Meat color is the crucial factor for meat acceptability when consumer purchases it. The effect of different aging temperature on color values in non- and irradiated beef loin during the aging is shown in Table 4. Ahn and Nam (2004) noted that the L* value increased as the storage time increased. Regardless of irradiation, the degree of aging was a critical factor on the redness of beef during storage and aging increases L* value of beef (Nam and Ahn, 2003). Irradiation was the most critical factor on decreased a* values of beef, and irradiated samples had lower a* values than non-irradiated. The gaps of a* values between non-irradiated and irradiated samples were reduced with increase of aging storage. Nam and Ahn (2003) reported that a* values of short term-aged beef were not changed much during storage and the redness was higher in nonirradiated than irradiated beef. This result agrees with many authors who reported that vacuum-packaged irradiated beef reduced a* and b* values during storage (Ahn and Nam, 2004; Nam and Ahn, 2003; Nanke, 1998). Reflectance data indicated that both O₂-Mb and Fe³⁺-Mb developed but a significant decrease in red and increase in brown pigments could develop at dose levels as low as 1.5 kGy in vacuum-packaged beef (Brewer, 2004). Luschinger et al. (1997) reported that irradiation at 2.0 and 3.5 kGy initially darkened and reduced the redness of raw beef patties in aerobic or vacuum packaging, but the color difference disappeared with display time. Nanke (1998) suggested that color changes of irradiated raw meat were species, irradiation dose, and packaging type dependent.

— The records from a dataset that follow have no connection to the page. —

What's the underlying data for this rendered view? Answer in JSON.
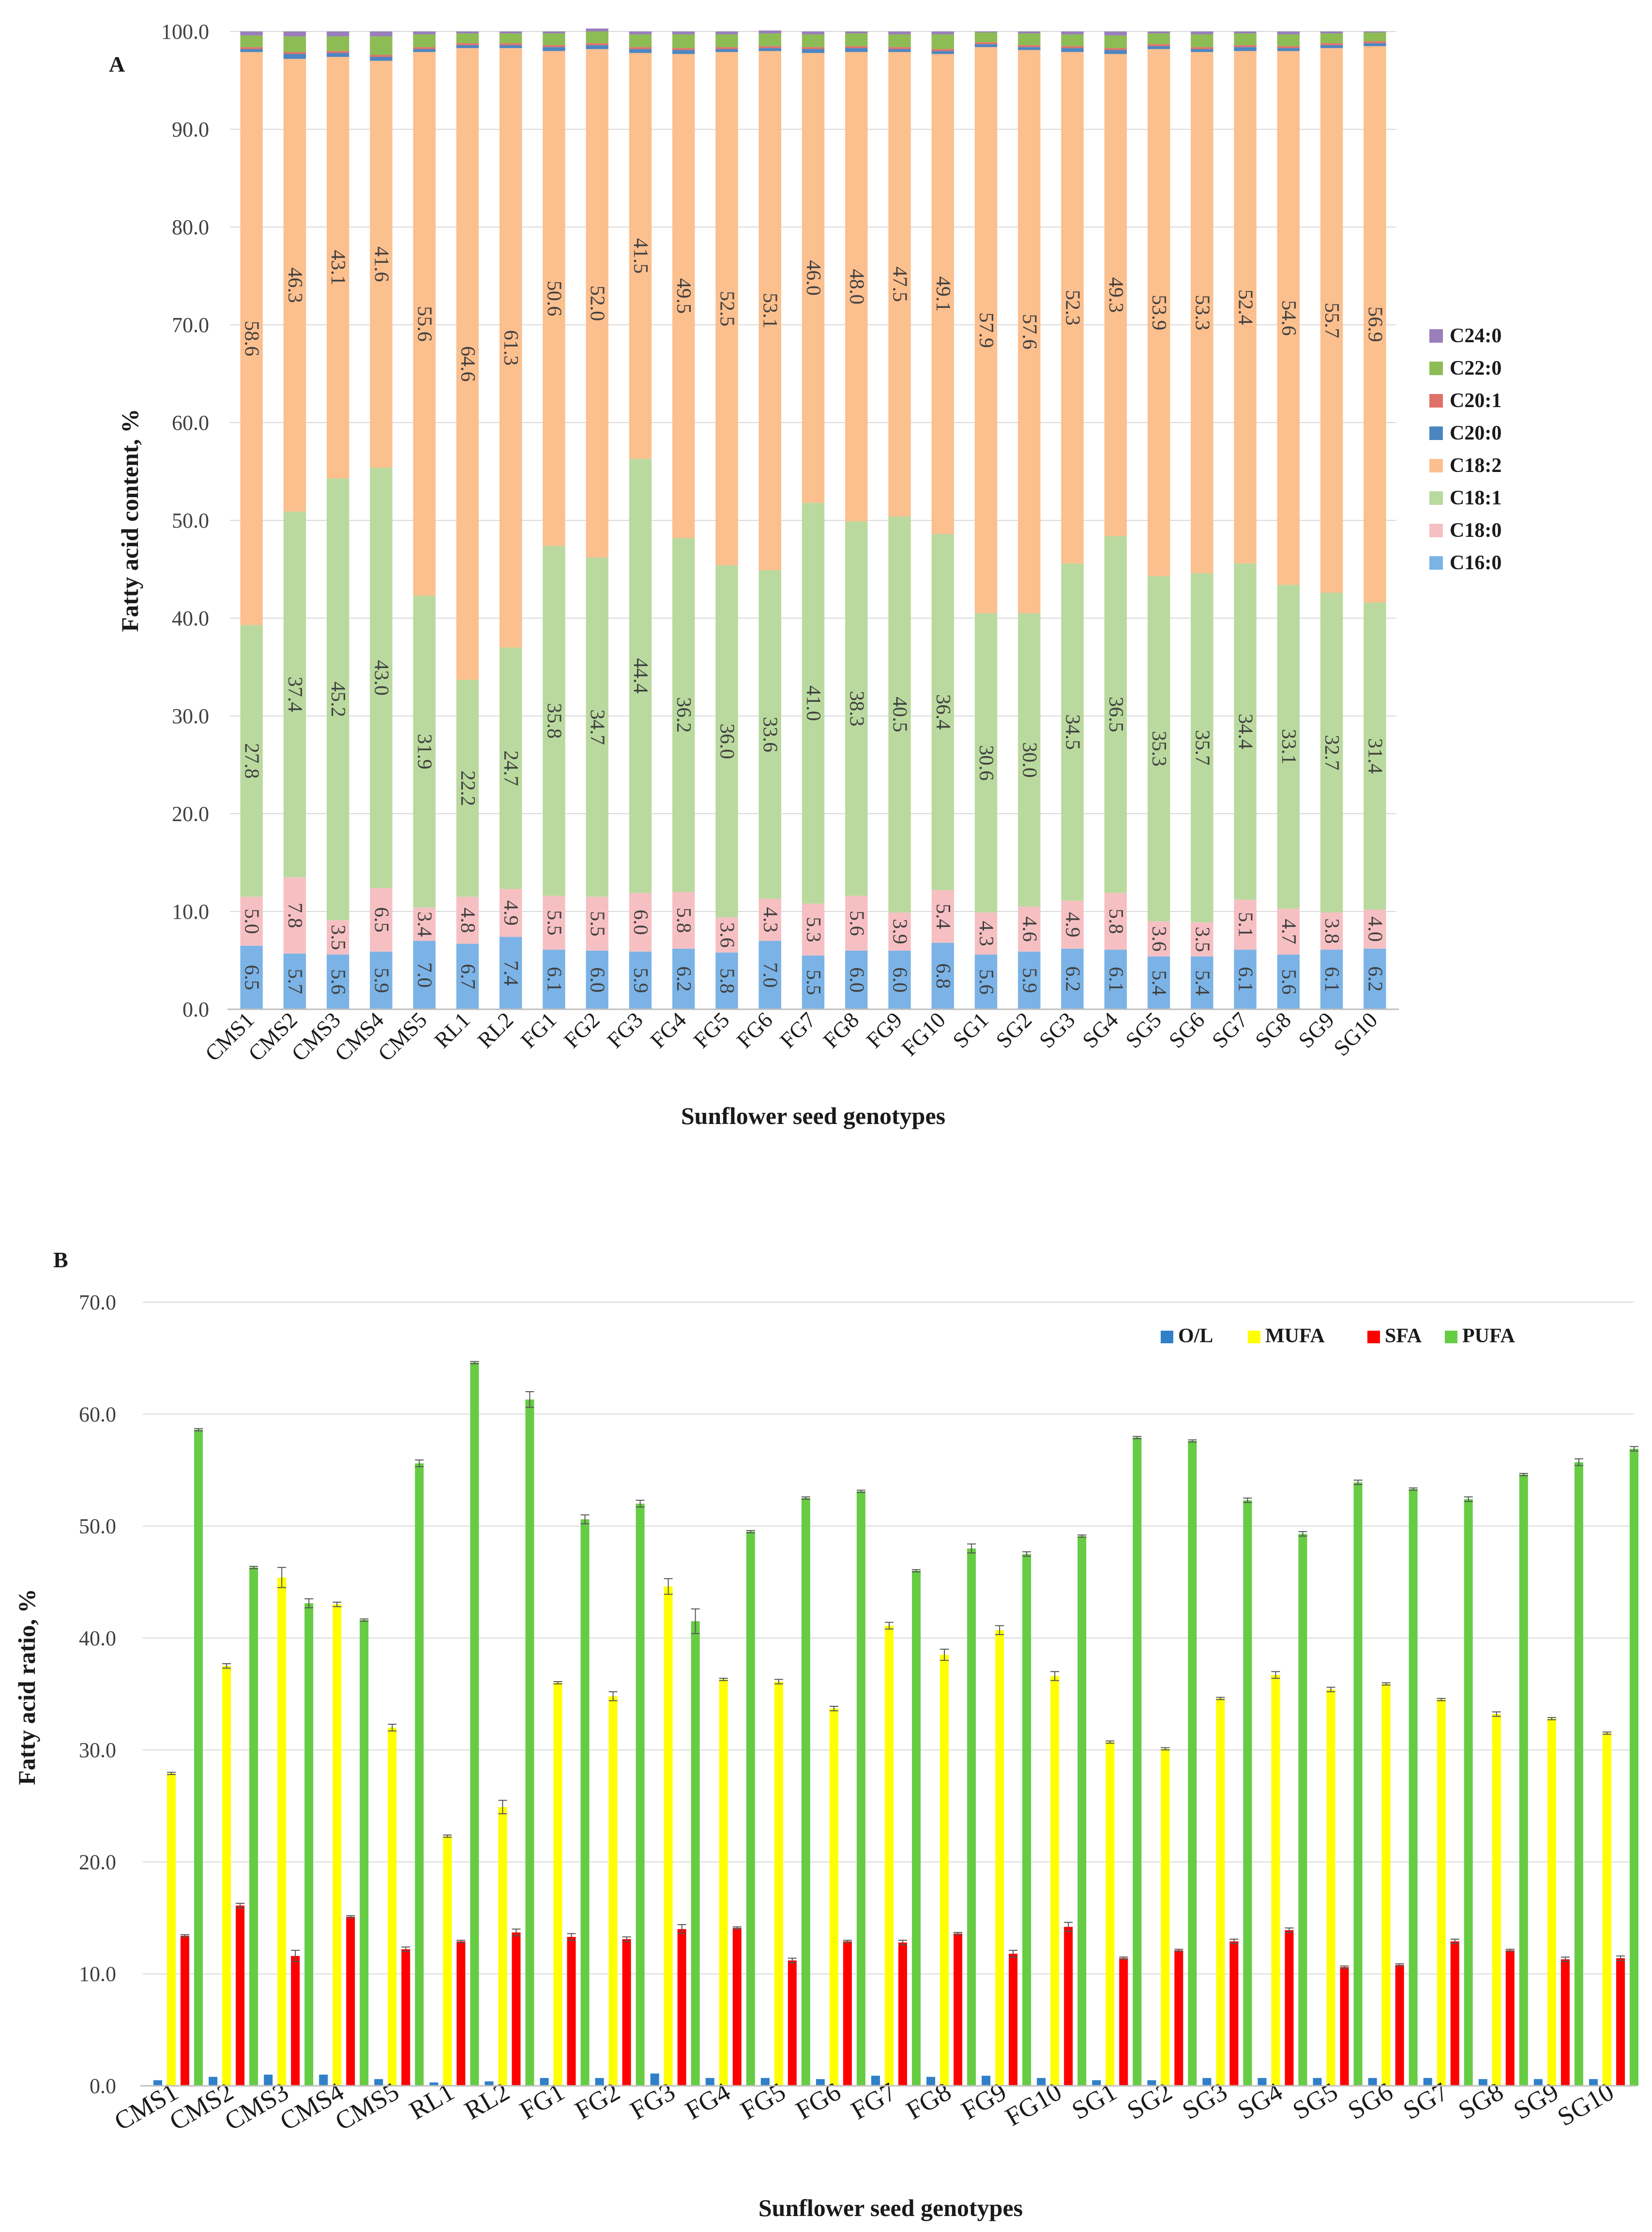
{
  "chart_data": [
    {
      "type": "bar",
      "stacked": true,
      "panel": "A",
      "categories": [
        "CMS1",
        "CMS2",
        "CMS3",
        "CMS4",
        "CMS5",
        "RL1",
        "RL2",
        "FG1",
        "FG2",
        "FG3",
        "FG4",
        "FG5",
        "FG6",
        "FG7",
        "FG8",
        "FG9",
        "FG10",
        "SG1",
        "SG2",
        "SG3",
        "SG4",
        "SG5",
        "SG6",
        "SG7",
        "SG8",
        "SG9",
        "SG10"
      ],
      "series": [
        {
          "name": "C16:0",
          "color": "#7bb3e6",
          "values": [
            6.5,
            5.7,
            5.6,
            5.9,
            7.0,
            6.7,
            7.4,
            6.1,
            6.0,
            5.9,
            6.2,
            5.8,
            7.0,
            5.5,
            6.0,
            6.0,
            6.8,
            5.6,
            5.9,
            6.2,
            6.1,
            5.4,
            5.4,
            6.1,
            5.6,
            6.1,
            6.2
          ]
        },
        {
          "name": "C18:0",
          "color": "#f6c0c3",
          "values": [
            5.0,
            7.8,
            3.5,
            6.5,
            3.4,
            4.8,
            4.9,
            5.5,
            5.5,
            6.0,
            5.8,
            3.6,
            4.3,
            5.3,
            5.6,
            3.9,
            5.4,
            4.3,
            4.6,
            4.9,
            5.8,
            3.6,
            3.5,
            5.1,
            4.7,
            3.8,
            4.0
          ]
        },
        {
          "name": "C18:1",
          "color": "#bad99e",
          "values": [
            27.8,
            37.4,
            45.2,
            43.0,
            31.9,
            22.2,
            24.7,
            35.8,
            34.7,
            44.4,
            36.2,
            36.0,
            33.6,
            41.0,
            38.3,
            40.5,
            36.4,
            30.6,
            30.0,
            34.5,
            36.5,
            35.3,
            35.7,
            34.4,
            33.1,
            32.7,
            31.4
          ]
        },
        {
          "name": "C18:2",
          "color": "#fcbf8e",
          "values": [
            58.6,
            46.3,
            43.1,
            41.6,
            55.6,
            64.6,
            61.3,
            50.6,
            52.0,
            41.5,
            49.5,
            52.5,
            53.1,
            46.0,
            48.0,
            47.5,
            49.1,
            57.9,
            57.6,
            52.3,
            49.3,
            53.9,
            53.3,
            52.4,
            54.6,
            55.7,
            56.9
          ]
        },
        {
          "name": "C20:0",
          "color": "#4b86c2",
          "values": [
            0.3,
            0.5,
            0.4,
            0.4,
            0.3,
            0.3,
            0.3,
            0.4,
            0.4,
            0.4,
            0.4,
            0.3,
            0.3,
            0.4,
            0.4,
            0.3,
            0.3,
            0.3,
            0.3,
            0.4,
            0.4,
            0.3,
            0.3,
            0.4,
            0.3,
            0.3,
            0.3
          ]
        },
        {
          "name": "C20:1",
          "color": "#e07169",
          "values": [
            0.2,
            0.2,
            0.2,
            0.2,
            0.2,
            0.2,
            0.2,
            0.2,
            0.2,
            0.2,
            0.2,
            0.2,
            0.2,
            0.2,
            0.2,
            0.2,
            0.2,
            0.2,
            0.2,
            0.2,
            0.2,
            0.2,
            0.2,
            0.2,
            0.2,
            0.2,
            0.2
          ]
        },
        {
          "name": "C22:0",
          "color": "#8dbc55",
          "values": [
            1.2,
            1.6,
            1.5,
            1.9,
            1.3,
            1.0,
            1.0,
            1.2,
            1.2,
            1.3,
            1.4,
            1.3,
            1.3,
            1.3,
            1.3,
            1.3,
            1.5,
            1.0,
            1.2,
            1.2,
            1.3,
            1.1,
            1.3,
            1.2,
            1.2,
            1.0,
            0.9
          ]
        },
        {
          "name": "C24:0",
          "color": "#9a7fbc",
          "values": [
            0.4,
            0.5,
            0.5,
            0.5,
            0.3,
            0.2,
            0.2,
            0.2,
            0.3,
            0.3,
            0.3,
            0.3,
            0.3,
            0.3,
            0.2,
            0.3,
            0.3,
            0.1,
            0.2,
            0.3,
            0.4,
            0.2,
            0.3,
            0.2,
            0.3,
            0.2,
            0.1
          ]
        }
      ],
      "labeled_series": [
        "C16:0",
        "C18:0",
        "C18:1",
        "C18:2"
      ],
      "ylabel": "Fatty acid content, %",
      "xlabel": "Sunflower seed genotypes",
      "ylim": [
        0,
        100
      ],
      "yticks": [
        "0.0",
        "10.0",
        "20.0",
        "30.0",
        "40.0",
        "50.0",
        "60.0",
        "70.0",
        "80.0",
        "90.0",
        "100.0"
      ],
      "legend_placement": "right",
      "grid": true
    },
    {
      "type": "bar",
      "stacked": false,
      "panel": "B",
      "categories": [
        "CMS1",
        "CMS2",
        "CMS3",
        "CMS4",
        "CMS5",
        "RL1",
        "RL2",
        "FG1",
        "FG2",
        "FG3",
        "FG4",
        "FG5",
        "FG6",
        "FG7",
        "FG8",
        "FG9",
        "FG10",
        "SG1",
        "SG2",
        "SG3",
        "SG4",
        "SG5",
        "SG6",
        "SG7",
        "SG8",
        "SG9",
        "SG10"
      ],
      "series": [
        {
          "name": "O/L",
          "color": "#2f80c9",
          "values": [
            0.5,
            0.8,
            1.0,
            1.0,
            0.6,
            0.3,
            0.4,
            0.7,
            0.7,
            1.1,
            0.7,
            0.7,
            0.6,
            0.9,
            0.8,
            0.9,
            0.7,
            0.5,
            0.5,
            0.7,
            0.7,
            0.7,
            0.7,
            0.7,
            0.6,
            0.6,
            0.6
          ],
          "errors": [
            0,
            0,
            0,
            0,
            0,
            0,
            0,
            0,
            0,
            0,
            0,
            0,
            0,
            0,
            0,
            0,
            0,
            0,
            0,
            0,
            0,
            0,
            0,
            0,
            0,
            0,
            0
          ]
        },
        {
          "name": "MUFA",
          "color": "#ffff00",
          "values": [
            27.9,
            37.5,
            45.4,
            43.0,
            32.0,
            22.3,
            24.9,
            36.0,
            34.8,
            44.6,
            36.3,
            36.1,
            33.7,
            41.1,
            38.5,
            40.7,
            36.6,
            30.7,
            30.1,
            34.6,
            36.7,
            35.4,
            35.9,
            34.5,
            33.2,
            32.8,
            31.5
          ],
          "errors": [
            0.1,
            0.2,
            0.9,
            0.2,
            0.3,
            0.1,
            0.6,
            0.1,
            0.4,
            0.7,
            0.1,
            0.2,
            0.2,
            0.3,
            0.5,
            0.4,
            0.4,
            0.1,
            0.1,
            0.1,
            0.3,
            0.2,
            0.1,
            0.1,
            0.2,
            0.1,
            0.1
          ]
        },
        {
          "name": "SFA",
          "color": "#ff0000",
          "values": [
            13.4,
            16.1,
            11.6,
            15.1,
            12.2,
            12.9,
            13.7,
            13.3,
            13.1,
            14.0,
            14.1,
            11.2,
            12.9,
            12.8,
            13.6,
            11.8,
            14.2,
            11.4,
            12.1,
            12.9,
            13.9,
            10.6,
            10.8,
            12.9,
            12.1,
            11.3,
            11.4
          ],
          "errors": [
            0.1,
            0.2,
            0.5,
            0.1,
            0.2,
            0.1,
            0.3,
            0.3,
            0.2,
            0.4,
            0.1,
            0.2,
            0.1,
            0.2,
            0.1,
            0.3,
            0.4,
            0.1,
            0.1,
            0.2,
            0.2,
            0.1,
            0.1,
            0.2,
            0.1,
            0.2,
            0.2
          ]
        },
        {
          "name": "PUFA",
          "color": "#66cc44",
          "values": [
            58.6,
            46.3,
            43.1,
            41.6,
            55.6,
            64.6,
            61.3,
            50.6,
            52.0,
            41.5,
            49.5,
            52.5,
            53.1,
            46.0,
            48.0,
            47.5,
            49.1,
            57.9,
            57.6,
            52.3,
            49.3,
            53.9,
            53.3,
            52.4,
            54.6,
            55.7,
            56.9
          ],
          "errors": [
            0.1,
            0.1,
            0.4,
            0.1,
            0.3,
            0.1,
            0.7,
            0.4,
            0.3,
            1.1,
            0.1,
            0.1,
            0.1,
            0.1,
            0.4,
            0.2,
            0.1,
            0.1,
            0.1,
            0.2,
            0.2,
            0.2,
            0.1,
            0.2,
            0.1,
            0.3,
            0.2
          ]
        }
      ],
      "ylabel": "Fatty acid ratio, %",
      "xlabel": "Sunflower seed genotypes",
      "ylim": [
        0,
        70
      ],
      "yticks": [
        "0.0",
        "10.0",
        "20.0",
        "30.0",
        "40.0",
        "50.0",
        "60.0",
        "70.0"
      ],
      "legend_placement": "top-right",
      "grid": true
    }
  ]
}
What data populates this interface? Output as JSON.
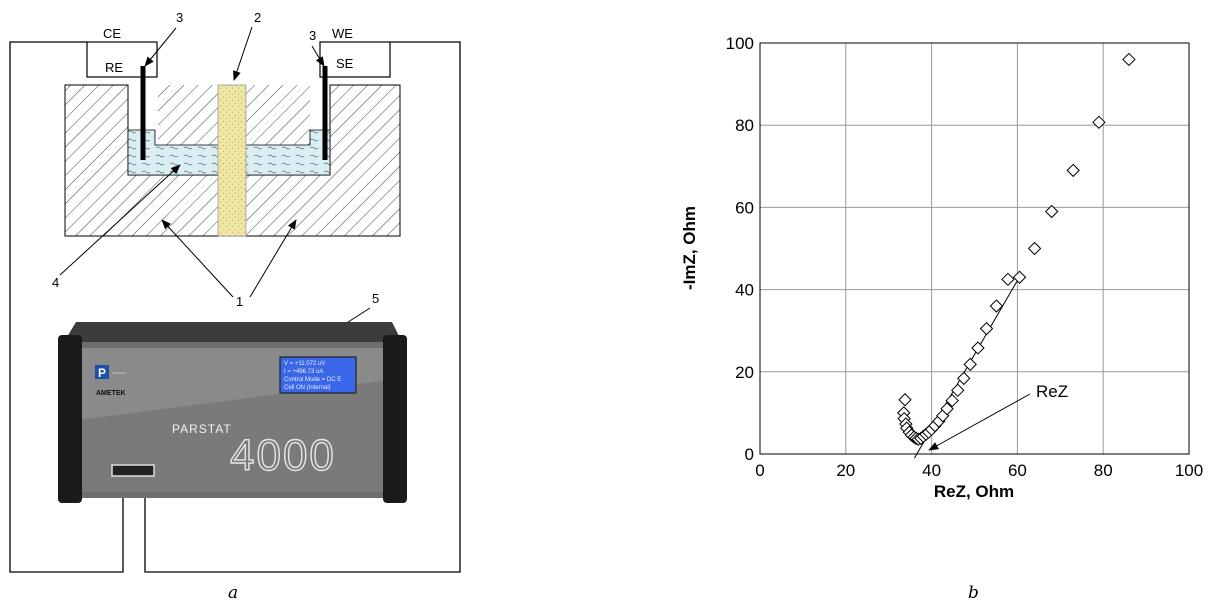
{
  "panel_a": {
    "electrode_labels": {
      "ce": "CE",
      "re": "RE",
      "we": "WE",
      "se": "SE"
    },
    "callouts": {
      "n1": "1",
      "n2": "2",
      "n3_left": "3",
      "n3_right": "3",
      "n4": "4",
      "n5": "5"
    },
    "device": {
      "brand": "AMETEK",
      "maker": "Princeton Applied Research",
      "model_name": "PARSTAT",
      "model_number": "4000",
      "lcd_lines": [
        "V = +11.072 uV",
        "I = +496.73 uA",
        "Control Mode = DC E",
        "Cell ON    (Internal)"
      ]
    },
    "caption": "a",
    "colors": {
      "electrolyte": "#dbeef3",
      "membrane": "#f0e6a8",
      "device_body": "#2b2b2b",
      "lcd": "#3a66e8"
    }
  },
  "panel_b": {
    "caption": "b",
    "annotation": "ReZ",
    "chart_data": {
      "type": "scatter",
      "xlabel": "ReZ, Ohm",
      "ylabel": "-ImZ, Ohm",
      "xlim": [
        0,
        100
      ],
      "ylim": [
        0,
        100
      ],
      "xticks": [
        0,
        20,
        40,
        60,
        80,
        100
      ],
      "yticks": [
        0,
        20,
        40,
        60,
        80,
        100
      ],
      "grid": true,
      "marker": "diamond",
      "points": [
        [
          33.8,
          13.2
        ],
        [
          33.5,
          10.0
        ],
        [
          33.6,
          8.6
        ],
        [
          34.0,
          7.3
        ],
        [
          34.2,
          6.3
        ],
        [
          34.8,
          5.3
        ],
        [
          35.3,
          4.6
        ],
        [
          35.9,
          4.1
        ],
        [
          36.4,
          3.8
        ],
        [
          36.9,
          3.6
        ],
        [
          37.5,
          3.8
        ],
        [
          38.1,
          4.3
        ],
        [
          38.7,
          4.8
        ],
        [
          39.3,
          5.3
        ],
        [
          40.0,
          6.0
        ],
        [
          40.8,
          6.9
        ],
        [
          41.7,
          8.0
        ],
        [
          42.6,
          9.3
        ],
        [
          43.6,
          11.0
        ],
        [
          44.8,
          13.0
        ],
        [
          46.1,
          15.5
        ],
        [
          47.5,
          18.4
        ],
        [
          49.0,
          21.8
        ],
        [
          50.8,
          25.8
        ],
        [
          52.8,
          30.5
        ],
        [
          55.1,
          36.0
        ],
        [
          57.8,
          42.5
        ],
        [
          60.5,
          43.0
        ],
        [
          64.0,
          50.0
        ],
        [
          68.0,
          59.0
        ],
        [
          73.0,
          69.0
        ],
        [
          79.0,
          80.7
        ],
        [
          86.0,
          96.0
        ]
      ],
      "fit_line": [
        [
          36.0,
          -1.0
        ],
        [
          61.0,
          44.0
        ]
      ],
      "arrow_target": [
        38.5,
        0.0
      ]
    }
  }
}
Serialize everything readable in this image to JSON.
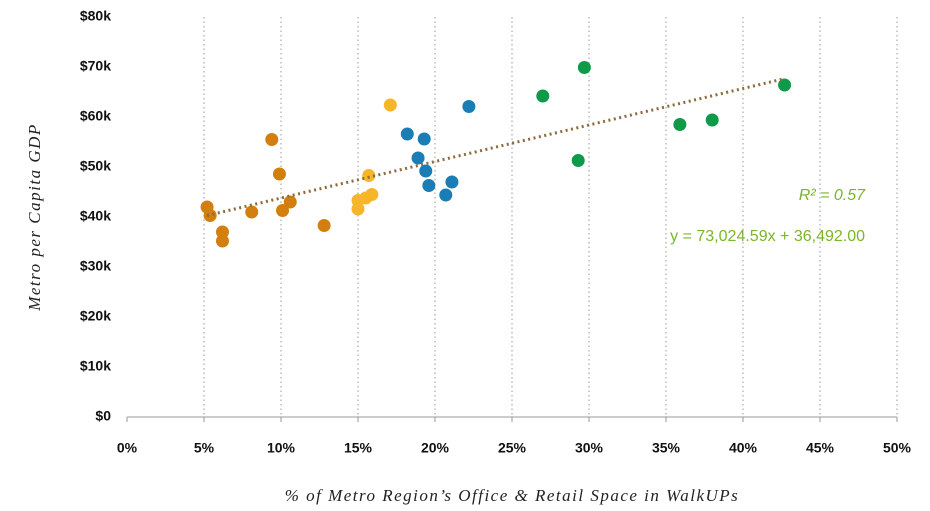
{
  "chart_data": {
    "type": "scatter",
    "x_label": "% of Metro Region’s Office & Retail Space in WalkUPs",
    "y_label": "Metro per Capita GDP",
    "xlim": [
      0,
      50
    ],
    "ylim": [
      0,
      80000
    ],
    "xticks": [
      {
        "value": 0,
        "label": "0%"
      },
      {
        "value": 5,
        "label": "5%"
      },
      {
        "value": 10,
        "label": "10%"
      },
      {
        "value": 15,
        "label": "15%"
      },
      {
        "value": 20,
        "label": "20%"
      },
      {
        "value": 25,
        "label": "25%"
      },
      {
        "value": 30,
        "label": "30%"
      },
      {
        "value": 35,
        "label": "35%"
      },
      {
        "value": 40,
        "label": "40%"
      },
      {
        "value": 45,
        "label": "45%"
      },
      {
        "value": 50,
        "label": "50%"
      }
    ],
    "yticks": [
      {
        "value": 0,
        "label": "$0"
      },
      {
        "value": 10000,
        "label": "$10k"
      },
      {
        "value": 20000,
        "label": "$20k"
      },
      {
        "value": 30000,
        "label": "$30k"
      },
      {
        "value": 40000,
        "label": "$40k"
      },
      {
        "value": 50000,
        "label": "$50k"
      },
      {
        "value": 60000,
        "label": "$60k"
      },
      {
        "value": 70000,
        "label": "$70k"
      },
      {
        "value": 80000,
        "label": "$80k"
      }
    ],
    "grid": true,
    "series": [
      {
        "color": "#d27f0f",
        "x": [
          5.2,
          5.4,
          6.2,
          6.2,
          9.4,
          8.1,
          9.9,
          10.1,
          10.6,
          12.8
        ],
        "values": [
          42000,
          40300,
          37000,
          35200,
          55500,
          41000,
          48600,
          41300,
          43000,
          38300
        ]
      },
      {
        "color": "#f7b52a",
        "x": [
          17.1,
          15.7,
          15.9,
          15.5,
          15.0,
          15.0
        ],
        "values": [
          62400,
          48300,
          44500,
          43800,
          43300,
          41600
        ]
      },
      {
        "color": "#1a7db5",
        "x": [
          22.2,
          18.2,
          19.3,
          18.9,
          19.4,
          19.6,
          21.1,
          20.7
        ],
        "values": [
          62100,
          56600,
          55600,
          51800,
          49200,
          46300,
          47000,
          44400
        ]
      },
      {
        "color": "#0f9a4a",
        "x": [
          29.7,
          27.0,
          29.3,
          35.9,
          38.0,
          42.7
        ],
        "values": [
          69900,
          64200,
          51300,
          58500,
          59400,
          66400
        ]
      }
    ],
    "trendline": {
      "color": "#8b6a3e",
      "x": [
        5.2,
        42.7
      ],
      "values": [
        40289,
        67673
      ]
    },
    "annotations": [
      "R² = 0.57",
      "y = 73,024.59x + 36,492.00"
    ]
  }
}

Nucleotide-related compounds result from the decomposition of adenosine-5-triphosphate (ATP) (Flores et al., 1999). ATP is the major compound in muscle before slaughter, whereas muscle after slaughter contains large amounts of inosine monophosphate (IMP) and small amounts of ATP, adenosine-5-monophosphate (AMP), and adenosine-5-diphosphate ADP (Lee and Lee, 2001). ATP converts into AMP by dephosphorylation and then becomes to IMP providing good taste and flavor to the meat. IMP changes to inosine, which has a sour taste and then to hypoxanthine, which has a bitter taste (Tikk et al., 2006). The nucleotide-related compounds of beef loin were influenced by aging time and temperature (Table 5). In our study, the amount of IMP decreased with the increase of storage whereas the inosine and hypoxanthine increased, indicating IMP was transformed into inosine and hypoxanthine. These results are consistent with a previous study (Dashdorj et al., 2013), where they indicated the IMP conversion took place strongly during aging by endogenous enzymes and/or by microbial activity, which may explain the opposite changes between IMP, inosine, and hypoxanthine during the aging. As aging temperature increased, the IMP decreased and hypoxanthine increased. Especially, 25℃-aged samples had lower IMP and higher hypoxanthine than 2 or 10℃, but there was small different between 2 and 10℃ samples. Our results showed that IMP decreased and hypoxanthine increased rapidly after 5 d at 25℃. Thus, in terms of nucleotide-related flavor compounds, aging at 25℃ of irradiated beef loins were not beneficial.